Background Systemic mastocytosis (SM) is a rare clonal mast cell neoplasm driven by the KIT D816V mutation in ~95% of patients (pts). SM includes AdvSM (aggressive SM, SM with associated hematological neoplasm, and mast cell leukemia) and non-advanced SM (indolent & smoldering SM), which accounts for ~95% of cases. The uncontrolled proliferation and activation of mast cells can cause severe & unpredictable symptoms resulting in debilitation, reduced QOL, and organ infiltration and damage with reduced survival in AdvSM. While WHO criteria differentiate between subtypes of mastocytosis, there remains a lack of understanding of patterns of disease progression between SM subtypes. In this analysis we developed a novel claims-based algorithm to identify SM cases and assess disease progression.

Methods Using a large, nationally representative claims database, we identified a cohort of SM pts with observed claims activity in each of the year 2019-2022. We developed a novel claims-based algorithm based on WHO diagnostic criteria (2016), including codes for laboratory tests, procedures, and treatments typically used for management of SM. Pts were included if they fulfilled 1 of the following criteria: had ≥2 diagnoses with an SM-specific ICD-10 code (D47.02, C96.21, C94.3X) at least 30 days apart in any setting of care; bone marrow biopsy followed by 1 SM diagnosis (dx) claim code in any setting of care; or 1 SM dx code in any setting of care & at least 1 prescription claim for an SM-specific treatment (avapritinib, midostaurin, imatinib, cladribine, interferons, brentuximab, omalizumab, montelukast, or cromolyn sodium). Pts were then categorized as either AdvSM, higher symptom ISM (ISM-higher), or lower symptom ISM (ISM-lower) based on additional disease-specific codes (Table 1) accumulated over the pt's total observable claims history, from 2015 to the date of evaluation. For pts who met these criteria, SM subtyping was evaluated as of Dec 31, 2019, Dec 31, 2020, and Dec 31, 2021. Treatment rates of select SM-directed therapies were also evaluated over the 12- month period from Jan-Dec, 2021.

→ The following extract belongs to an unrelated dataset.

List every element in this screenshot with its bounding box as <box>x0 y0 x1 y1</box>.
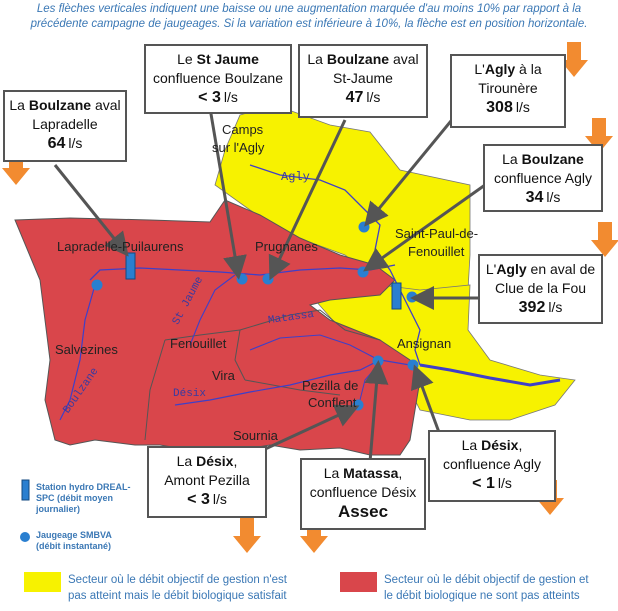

Results Of 10,939 pts with SM, 80% (8,707 pts) with claims in each of the years 2019, 2020, 2021 and 2022 were included. The first analysis looked at pts’ disease category as of Dec 2021 and assessed utilization of several SM-directed Rx therapies. This included 1,587 AdvSM, 2,705 ISM-higher, and 4,415 ISM-lower pts. Among pts across all cohorts, the most frequently observed therapies were anti-mediator therapies (AdvSM 20%, ISM-higher 37%, ISM-lower 20%) and cromolyn sodium (AdvSM 10%, ISM-higher 19%, ISM-lower 12%).

When evaluating disease category evolution, 11.3% and 18.8% of pts with ISM-low migrated to ISM-higher or AdvSM over a 12-month (Dec 2020 - Dec 2021), or 24-month (Dec 2019 - Dec 2021) interval respectively. Across all ISM types, 2.2% of pts progressed to AdvSM in a 12-month interval, and 3.9% progressed to AdvSM over a 24-month interval. Among those pts who emerged with AdvSM in a 12-month interval ending Dec 2021 (N=392), 33% progressed from ISM-Lower or ISM-higher while 67% appeared as de novo diagnoses.

Conclusions This study used a large claims dataset to identify pts with SM, classified them with a novel algorithm, and describe patterns of disease progression over a 12-month or 24-month interval. Of note, while this algorithm has been developed with expert clinical input, inherent limitations of claims and a single ICD-10 code for SM leave some ambiguity around the true clinical dx of these pts. Despite this, these analyses reflect the accumulation of severe symptoms over time by a meaningful subset of pts. Approximately 35% of pts with an SM dx did not have a SM dx 2 years prior, possibly due in part to the recency of the SM ICD-10 codes and also raising concerns regarding timely dx. Further, not all ISM pts demonstrated truly indolent disease behavior, illustrated by the 30% of ISM pts categorized as ISM-high requiring greater use of symptom-directed and disease-specific therapies. Finally, the proportion of AdvSM pts on FDA-approved TKI-directed therapies remain low, highlighting large unmet treatment need.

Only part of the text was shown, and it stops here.